A trans Indian was almost killed by his parents, trans/non-binary athletes make history in sports, and Matty Healy stands against Malaysia's homophobia.
Trans Indian Almost Killed By Parents
Seventeen-year-old trans-Indian activist Manoj was almost killed by his parents after coming out. Manoj was interviewed by Divya Arya with BBC News about their inhumane coming out experience.
Manoj told BBC that his parents refused to accept him, tied down his hands and feet, beat him badly, and locked him in a corner of the house. His father was ready to kill him.
“I had thought whatever be my truth, I would be accepted, after all, this was my family. But my parents were ready to kill me for their honor,” said Manoj.
After this brutal experience, Manoj is fighting for India to legalize same-sex marriage and to accept the entirety of the LGBT community.
Trans/Non-binary Athletes Achieve New Heights
Quinn. Photo via Instagram.
Quinn, a Canadian athlete, became the first trans, non-binary player to compete in soccer’s international championship.
“I remember some of my favorite memories growing up were the opportunities I had to see my role models playing on the world stage and I’m so excited to be experiencing the other side of that now,” said Quinn via Instagram.
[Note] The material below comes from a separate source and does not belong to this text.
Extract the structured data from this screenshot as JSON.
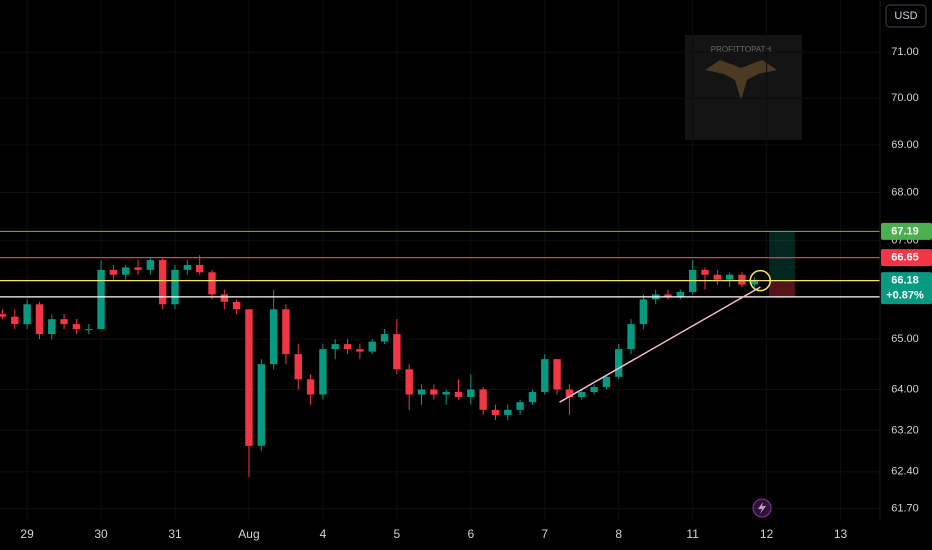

Nikki Hiltz became the first trans, non-binary athlete to win a USA Track and Field national title. Also, Hiltz broke the 1985 record set by Mary Slaney.
“There are a lot of things I could probably attribute my recent successes to, but I think the most powerful tool I have is my joy,” said Hiltz via Instagram.
Matty Healy Stands Against Malaysia’s Homophobia
Matty Healy. Photo via wikimedia.org.
Matty Healy, the queer frontman of the British band The 1975, is facing an international controversy that is sparking a global conversation about LGBT rights and the role of artists in LGBT advocacy.
During a performance at the Good Vibes festival in Kuala Lumpur, Healy kissed a male bandmate on stage, saying, “I don't see the fucking point of inviting The 1975 to a country and then telling us who we can have sex with…” The commentary and kiss led to the event being cut short and The 1975 being officially banned from Malaysia.
“If anything, what Matt Healy and The 1975 have done, is discount and disrupted YEARS of work by local activists who have been pushing for change and understanding AND endangering our vulnerable minority communities,” said Joe Lee, a Malaysian music industry professional.
Critics have been arguing over whether Healy helped or harmed the LGBT rights movement in Malaysia.
“I seriously doubt it was Healy's motivation or intention to ‘save' Malaysia from homophobia or hijack the LGBTQ+ struggle there. As far as I can see, he simply wanted to show solidarity with Malaysia's persecuted queer community,” said Peter Tatchell with The Guardian.